Le liberalità diverse dalla donazione vengono solitamente indicate con il nome di liberalità atipiche o donazioni indirette, come tali disciplinate all’art. 809 c.c..  Muovendo dai dati offerti dall’esperienza giurisprudenziale, è possibile definire le liberalità atipiche come quegli atti giuridici, spesso tipici, (atti unilaterali, contratti gratuiti o onerosi, ovvero combinazione di più contratti o atti collegati tra loro) diversi dalla donazione, in cui l’arricchimento del beneficiario per spirito di liberalità è solo il risultato indiretto, che va ad arricchire lo schema causale minimo di quello specifico atto, e non la sua specifica funzione economico-sociale. Sono atti che possono essere impiegati per attuare, in via mediata, effetti economici equivalenti a quelli prodotti da una donazione tipica, ma se ne discostano, poiché la liberalità costituisce solo la conseguenza, non diretta né principale, di un negozio giuridico avente una causa diversa. Ad esempio, donazione indiretta può aversi quando le parti di un contratto di compravendita fissino un corrispettivo molto inferiore al valore reale del bene trasferito ovvero un prezzo eccessivamente alto, a beneficio, rispettivamente, dell’acquirente o dell’alienante. In tal caso, infatti, la compravendita è stipulata dalle parti anche per conseguire – appunto in via indiretta attraverso lo sbilanciamento tra le prestazioni corrispettive – un risultato, diverso ed ulteriore rispetto a quello tipico dello scambio di cosa con prezzo, consistente nell’arricchimento, per mero spirito di liberalità, del contraente che beneficia dell’attribuzione di maggior valore. 
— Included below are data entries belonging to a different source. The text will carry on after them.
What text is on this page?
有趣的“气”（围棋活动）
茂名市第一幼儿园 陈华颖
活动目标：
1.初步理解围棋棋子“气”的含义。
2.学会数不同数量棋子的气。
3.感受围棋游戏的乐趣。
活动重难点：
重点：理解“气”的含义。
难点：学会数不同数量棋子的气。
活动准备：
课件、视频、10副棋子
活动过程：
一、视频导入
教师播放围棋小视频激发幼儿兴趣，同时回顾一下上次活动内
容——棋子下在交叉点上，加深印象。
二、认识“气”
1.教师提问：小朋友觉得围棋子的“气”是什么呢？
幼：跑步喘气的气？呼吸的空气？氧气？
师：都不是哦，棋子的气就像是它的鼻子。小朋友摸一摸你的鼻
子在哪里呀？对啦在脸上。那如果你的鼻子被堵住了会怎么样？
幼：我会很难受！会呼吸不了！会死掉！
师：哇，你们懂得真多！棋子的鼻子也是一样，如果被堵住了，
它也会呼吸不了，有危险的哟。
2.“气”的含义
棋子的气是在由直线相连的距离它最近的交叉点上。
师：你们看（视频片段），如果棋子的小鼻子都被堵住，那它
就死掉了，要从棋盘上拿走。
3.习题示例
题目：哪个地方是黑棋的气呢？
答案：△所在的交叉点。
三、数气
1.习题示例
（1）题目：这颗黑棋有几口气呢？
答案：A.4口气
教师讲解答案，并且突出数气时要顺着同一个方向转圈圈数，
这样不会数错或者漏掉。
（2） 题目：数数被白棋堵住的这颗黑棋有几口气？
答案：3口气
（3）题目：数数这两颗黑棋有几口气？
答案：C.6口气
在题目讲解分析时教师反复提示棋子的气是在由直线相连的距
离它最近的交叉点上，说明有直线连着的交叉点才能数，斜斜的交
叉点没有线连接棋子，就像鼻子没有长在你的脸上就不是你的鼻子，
Le liberalità atipiche sono dall’809 c.c. equiparate alla donazione a due specifici effetti: per assoggettarle all’azione di riduzione, se ledono i diritti dei legittimari (artt. 555 ss. c.c.), e alla disciplina della revocazione delle donazioni per causa d’ingratitudine e per sopravvenienza di figli (artt. 800 ss. c.c.). Le si ritiene soggette anche alle norme sulla collazione (artt. 737 ss. c.c.).                                                                                                                                                      

La differenza più rilevante, rispetto alla donazione diretta (o tipica), consiste nel fatto che, per la validità delle liberalità atipiche, non è richiesta la forma solenne dell’atto pubblico, essendo sufficiente l’osservanza della forma prescritta per il negozio tipico utilizzato per realizzare lo scopo di liberalità.

3. La natura del trasferimento di denaro (di non modico valore) mediante bonifico bancario.

L’esperienza giurisprudenziale ha ricondotto nell’alveo delle donazioni indirette diverse fattispecie (sempre se – deve essere chiaro – sia rinvenibile la causa di liberalità): sia contratti, come il contratto a favore del terzo, il contratto bancario di deposito cointestato, la compravendita con prezzo irrisorio; sia atti unilaterali, come la remissione del debito.  Controversa, invece, è stata la natura di una particolare operazione bancaria, concernente il trasferimento di denaro (o altri valori mobiliari), di non modico valore, mediante bonifico bancario. Più precisamente si è dibattuto se l’operazione attributiva di denaro, di cospicuo valore, dal conto corrente bancario del beneficiante a quello di un terzo beneficiario, compiuta a titolo liberale attraverso una banca chiamata a dare esecuzione all’ordine di bonifico in tal senso impartito dal beneficiante-disponente, costituisca una donazione tipica, identificata dalla definizione offerta dall’art. 769 c.c., o sia inquadrabile tra le liberalità atipiche, ai sensi dell’art. 809 c.c., come tale sottratta all’onere formale della forma solenne. 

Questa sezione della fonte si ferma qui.